Kürt meselesini konuşanların çoğu bu iki kesimden geliyor. Bir taraf Kürtleri feda edip örgütü kurtarmaya çalışırken diğer taraf demokrasiyi feda edip vatanı kurtarmaya çalışıyor. Neticede değişen bir şey olmuyor, her gün biraz daha hayatımız zorlaşıyor.
Her mesele gibi bu meselenin de çözümü var.
Önce Kürt kökenli vatandaşlarımızın gerçekten ne istediğini anlamalı, bu istek ve taleplerin milli bütünlüğümüzü kısa ve uzun vadede tehlikeye atmayacak, demokratik teamüllere uygun olanları mutlaka kabul edilmelidir.
Kürt vatandaşlarımızın sözcüsü sıfatıyla Televizyon, televizyon dolaşan ekran maymunlarının kerameti kendinden menkul taleplerine rağbet edilmemeli, bunların çoğunun toplumla temasının asgari düzeyde olduğu unutulmamalıdır.
Terör örgütünün bazı kanalları kullanarak örgütsel çıkarlarını Kürt vatandaşlarımızın talepleri olarak takdimine ve meselenin bu zeminde tartışılmasına müsaade edilmemelidir.
Terörle mücadele aksamadan kararlılıkla sürdürülmeli, mücadeleyi yürüten asker-Sivil kadrolar iyi denetlenmelidir.
Bütün terör örgütlerinin dinamosu liderdir. Otuz yıldır güvenlik güçlerinin Örgütün beş önemli liderinden(Apo, Osman Öcalan,,Karayılan,Bayık,ve Şemdin Sakık) birini bile ortadan kaldıramadığı gözden ırak tutulmamalıdır.
Terör mücadelesinin denetim altında tutulması hem herkesin görevini yapmasını sağlayacak, hem de bölge insanını çeşitli sebeplerle örgütle özdeşleştiren kimi görevlilerin taşkınlıklarının önü alınacaktır.
Ferdi esas alan özgürlükçü, demokratik bir anayasa yapılmalı, her vatandaşını birinci sınıf vatandaş gibi gören bir anlayış yerleştirilmelidir.
Terör mücadelesinin bir cephesinin fukaralıkla mücadele olduğu unutulmamalı, bölgeye dönük kalkınma hamleleri aralıksız sürdürülmelidir.

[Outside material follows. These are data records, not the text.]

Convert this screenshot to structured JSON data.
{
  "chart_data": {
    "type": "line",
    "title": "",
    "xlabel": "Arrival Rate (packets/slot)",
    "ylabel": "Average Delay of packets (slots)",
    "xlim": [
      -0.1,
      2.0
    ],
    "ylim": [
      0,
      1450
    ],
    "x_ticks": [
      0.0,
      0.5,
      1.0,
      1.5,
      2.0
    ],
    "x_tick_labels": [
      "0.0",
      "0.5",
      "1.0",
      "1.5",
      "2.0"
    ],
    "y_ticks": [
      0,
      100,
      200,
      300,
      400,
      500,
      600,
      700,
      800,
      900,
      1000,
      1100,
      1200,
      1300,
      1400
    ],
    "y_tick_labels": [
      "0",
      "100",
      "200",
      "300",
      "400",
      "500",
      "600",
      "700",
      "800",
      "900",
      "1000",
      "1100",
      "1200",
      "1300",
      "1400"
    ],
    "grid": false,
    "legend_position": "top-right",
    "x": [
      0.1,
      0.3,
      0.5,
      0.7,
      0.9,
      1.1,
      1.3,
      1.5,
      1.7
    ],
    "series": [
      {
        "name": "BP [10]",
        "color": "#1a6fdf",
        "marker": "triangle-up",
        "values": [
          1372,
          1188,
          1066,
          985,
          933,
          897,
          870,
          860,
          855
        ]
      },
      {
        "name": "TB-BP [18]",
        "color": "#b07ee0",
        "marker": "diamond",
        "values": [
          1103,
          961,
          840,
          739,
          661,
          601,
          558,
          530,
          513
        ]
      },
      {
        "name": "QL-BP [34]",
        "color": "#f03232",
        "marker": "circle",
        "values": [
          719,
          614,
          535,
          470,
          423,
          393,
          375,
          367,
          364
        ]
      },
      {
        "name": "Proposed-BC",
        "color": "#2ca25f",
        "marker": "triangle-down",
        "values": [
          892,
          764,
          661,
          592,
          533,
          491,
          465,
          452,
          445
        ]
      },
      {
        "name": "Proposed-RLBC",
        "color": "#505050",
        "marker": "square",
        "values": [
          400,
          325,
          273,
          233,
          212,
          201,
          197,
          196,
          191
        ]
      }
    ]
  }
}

Genel af gibi kavramlar asla telaffuz edilmemeli, eline silah alıp bu ülkeye silah sıkan herkes en ağır şekilde cezalandırılacağını bilmeli, kimse silaha sarılmaya cüret ve cesaret edememelidir. İki de bir afların gündeme getirilmesi terörü kışkırtmaktan başka bir işe yaramaz. Problemin çözümüne katkıda bulunabilecek daha birçok sebep sıralanabilir. Önemli olan çözüme inanmak, PKK paralelinde düşünmemizi isteyenlerin oyununa gelmemek, kendi insanımızı ayırım yapmadan kucaklamaktır.